Le début de saison, c’est toujours un moment assez délicat. Entre le mercato qui n’a pas encore fermé ses portes, les joueurs qui se cherchent encore et parfois une préparation éprouvante, les premiers matchs donnent lieu à des surprises, ou à des contre-performances répétées.
L’an dernier, l’ASSE se déplace à Toulouse pour son premier match à l’extérieur de la saison, après un revers à domicile contre le LOSC. Pour ce match au Stadium, le 18 août 2012, les Verts se présentent sans Brandao, qui n’est pas encore prêt physiquement, avec Romain Hamouma et Fabien Lemoine sur le banc. Les Verts finissent par s’incliner 2-1 au terme d’un match catastrophique (où Ruffier stoppa un pénalty) : les supporters remettent en cause le mercato et commencent à s’inquiéter après 2 défaites consécutives. Ça ne vous rappelle pas quelque chose dans les grandes lignes ?
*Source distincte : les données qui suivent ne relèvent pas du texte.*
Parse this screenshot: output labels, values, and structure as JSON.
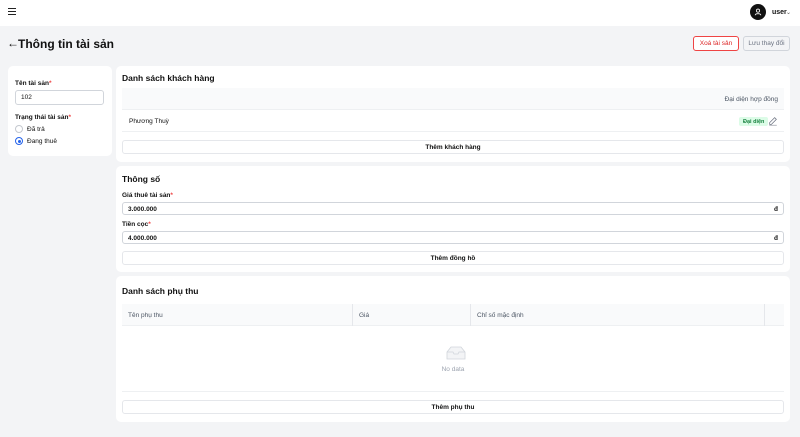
{
  "topbar": {
    "user_name": "user"
  },
  "header": {
    "title": "Thông tin tài sản",
    "delete_label": "Xoá tài sản",
    "save_label": "Lưu thay đổi"
  },
  "asset": {
    "name_label": "Tên tài sản",
    "name_value": "102",
    "status_label": "Trạng thái tài sản",
    "status_options": [
      "Đã trả",
      "Đang thuê"
    ],
    "status_selected": "Đang thuê"
  },
  "customers": {
    "title": "Danh sách khách hàng",
    "column_representative": "Đại diện hợp đồng",
    "rows": [
      {
        "name": "Phương Thuỳ",
        "badge": "Đại diện"
      }
    ],
    "add_label": "Thêm khách hàng"
  },
  "specs": {
    "title": "Thông số",
    "rent_label": "Giá thuê tài sản",
    "rent_value": "3.000.000",
    "deposit_label": "Tiền cọc",
    "deposit_value": "4.000.000",
    "currency": "đ",
    "add_meter_label": "Thêm đồng hồ"
  },
  "fees": {
    "title": "Danh sách phụ thu",
    "columns": [
      "Tên phụ thu",
      "Giá",
      "Chỉ số mặc định"
    ],
    "empty_text": "No data",
    "add_label": "Thêm phụ thu"
  },
  "colors": {
    "accent": "#2563eb",
    "danger": "#dc2626",
    "badge_bg": "#dcfce7",
    "badge_text": "#15803d"
  },
  "icons": [
    "menu-icon",
    "user-icon",
    "chevron-down-icon",
    "arrow-left-icon",
    "edit-icon",
    "empty-box-icon"
  ]
}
Au coup d’envoi, la configuration de l’ASSE est la même que celle utilisée ce week-end à Lille : Ruffier défend les buts devant une ligne de 4 composée de Ghoulam, Mignot, Zouma et Perrin, qui jouera son dernier match en tant que défenseur latéral après avoir pris le bouillon par un certain Franck Tabanou. Galtier est un habitué du bricolage en début de saison, comme hier lorsque Tabanou est passé arrière gauche ou Corgnet ailier droit (encore). Jérémy Clément évolue en 6, tandis que Guilavogui aurait certainement dû se trouver en soutien de Cohade. L’attaque est composée de Sako et Nicolita avec en pointe Aubameyang.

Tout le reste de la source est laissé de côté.